APR, much like BPR, can provide generous relief to reduce the value of agricultural property by either 100 per cent or 50 per cent. APR is given on agricultural property in the UK or the EEA, which has been occupied or owned by the individual for the necessary period (see below) for "agricultural purposes".

Agricultural property means:

•    Agricultural land or pasture;

•    Woodlands occupied with the agricultural land or pasture;

•    Buildings used in connection with the intensive rearing of livestock or fish, occupied with the agricultural land or pasture;

•    Cottages and the land of an appropriate character to the agricultural land or pasture;

•    Farmhouses and the associated land that are of a character appropriate to the agricultural land or pasture.

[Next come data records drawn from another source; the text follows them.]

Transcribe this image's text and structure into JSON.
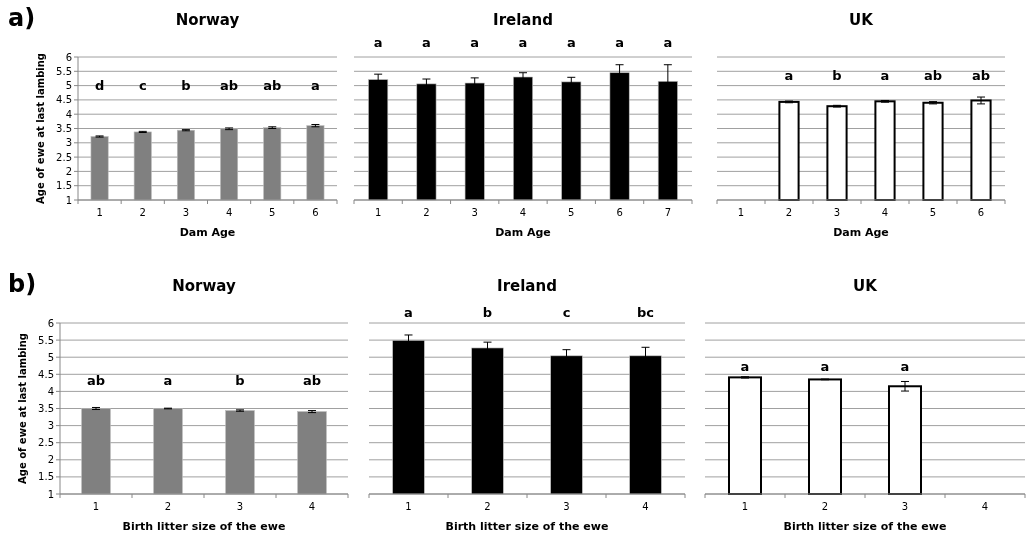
{
  "chart_data": [
    {
      "type": "bar",
      "title": "Norway",
      "xlabel": "Dam Age",
      "ylabel": "Age of ewe at last lambing",
      "categories": [
        "1",
        "2",
        "3",
        "4",
        "5",
        "6"
      ],
      "values": [
        3.22,
        3.38,
        3.44,
        3.49,
        3.53,
        3.6
      ],
      "errors": [
        0.02,
        0.02,
        0.02,
        0.03,
        0.03,
        0.04
      ],
      "color": "#808080",
      "ylim": [
        1,
        6
      ],
      "yticks": [
        1,
        1.5,
        2,
        2.5,
        3,
        3.5,
        4,
        4.5,
        5,
        5.5,
        6
      ],
      "grid": "y",
      "annotations": [
        "a)",
        "d",
        "c",
        "b",
        "ab",
        "ab",
        "a"
      ]
    },
    {
      "type": "bar",
      "title": "Ireland",
      "xlabel": "Dam Age",
      "categories": [
        "1",
        "2",
        "3",
        "4",
        "5",
        "6",
        "7"
      ],
      "values": [
        5.21,
        5.06,
        5.09,
        5.3,
        5.13,
        5.45,
        5.15
      ],
      "errors": [
        0.19,
        0.17,
        0.18,
        0.15,
        0.16,
        0.28,
        0.58
      ],
      "color": "#000000",
      "ylim": [
        1,
        6
      ],
      "yticks": [
        1,
        1.5,
        2,
        2.5,
        3,
        3.5,
        4,
        4.5,
        5,
        5.5,
        6
      ],
      "grid": "y",
      "tick_labels": "x",
      "annotations": [
        "a",
        "a",
        "a",
        "a",
        "a",
        "a",
        "a"
      ]
    },
    {
      "type": "bar",
      "title": "UK",
      "xlabel": "Dam Age",
      "categories": [
        "1",
        "2",
        "3",
        "4",
        "5",
        "6"
      ],
      "values": [
        null,
        4.43,
        4.28,
        4.45,
        4.4,
        4.48
      ],
      "errors": [
        null,
        0.03,
        0.03,
        0.03,
        0.04,
        0.12
      ],
      "color": "#ffffff",
      "ylim": [
        1,
        6
      ],
      "yticks": [
        1,
        1.5,
        2,
        2.5,
        3,
        3.5,
        4,
        4.5,
        5,
        5.5,
        6
      ],
      "grid": "y",
      "tick_labels": "x",
      "annotations": [
        "a",
        "b",
        "a",
        "ab",
        "ab"
      ]
    },
    {
      "type": "bar",
      "title": "Norway",
      "xlabel": "Birth litter size of the ewe",
      "ylabel": "Age of ewe at last lambing",
      "categories": [
        "1",
        "2",
        "3",
        "4"
      ],
      "values": [
        3.5,
        3.5,
        3.44,
        3.41
      ],
      "errors": [
        0.03,
        0.01,
        0.02,
        0.03
      ],
      "color": "#808080",
      "ylim": [
        1,
        6
      ],
      "yticks": [
        1,
        1.5,
        2,
        2.5,
        3,
        3.5,
        4,
        4.5,
        5,
        5.5,
        6
      ],
      "grid": "y",
      "annotations": [
        "b)",
        "ab",
        "a",
        "b",
        "ab"
      ]
    },
    {
      "type": "bar",
      "title": "Ireland",
      "xlabel": "Birth litter size of the ewe",
      "categories": [
        "1",
        "2",
        "3",
        "4"
      ],
      "values": [
        5.49,
        5.27,
        5.04,
        5.04
      ],
      "errors": [
        0.16,
        0.17,
        0.18,
        0.25
      ],
      "color": "#000000",
      "ylim": [
        1,
        6
      ],
      "yticks": [
        1,
        1.5,
        2,
        2.5,
        3,
        3.5,
        4,
        4.5,
        5,
        5.5,
        6
      ],
      "grid": "y",
      "tick_labels": "x",
      "annotations": [
        "a",
        "b",
        "c",
        "bc"
      ]
    },
    {
      "type": "bar",
      "title": "UK",
      "xlabel": "Birth litter size of the ewe",
      "categories": [
        "1",
        "2",
        "3",
        "4"
      ],
      "values": [
        4.41,
        4.35,
        4.15,
        null
      ],
      "errors": [
        0.02,
        0.01,
        0.14,
        null
      ],
      "color": "#ffffff",
      "ylim": [
        1,
        6
      ],
      "yticks": [
        1,
        1.5,
        2,
        2.5,
        3,
        3.5,
        4,
        4.5,
        5,
        5.5,
        6
      ],
      "grid": "y",
      "tick_labels": "x",
      "annotations": [
        "a",
        "a",
        "a"
      ]
    }
  ]
}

In order for the asset to qualify for APR, the agricultural property must have been either –

1.    Occupied by the individual for the purposes of agriculture for two years; or

2.    Owned by the individual for a period of seven years, and throughout that period, been occupied by someone else for the purposes of agriculture.

The rate of APR (100 per cent or 50 per cent) applying to the agricultural property is summarised in Table 2:

Table 2

Type of property

 

Rate of relief

Property where the individual has the right to vacant possession, or can obtain vacant possession within 24 months

 

100%

Property let on a tenancy that began on or after 1 September 1995

 

100%

 

Property where the individual does not have the right to vacant possession within 24 months

 

50%

Property let on a tenancy that began before 1 September 1995

 

50%

Nimesh Shah is a partner at Blick Rothenberg

 

Key points

An individual can reduce their exposure to IHT, using a variety of reliefs.

An outright gift to an individual during a person’s lifetime will be regarded as a potentially exempt transfer.

Relief from IHT can be claimed in respect of certain types of businesses.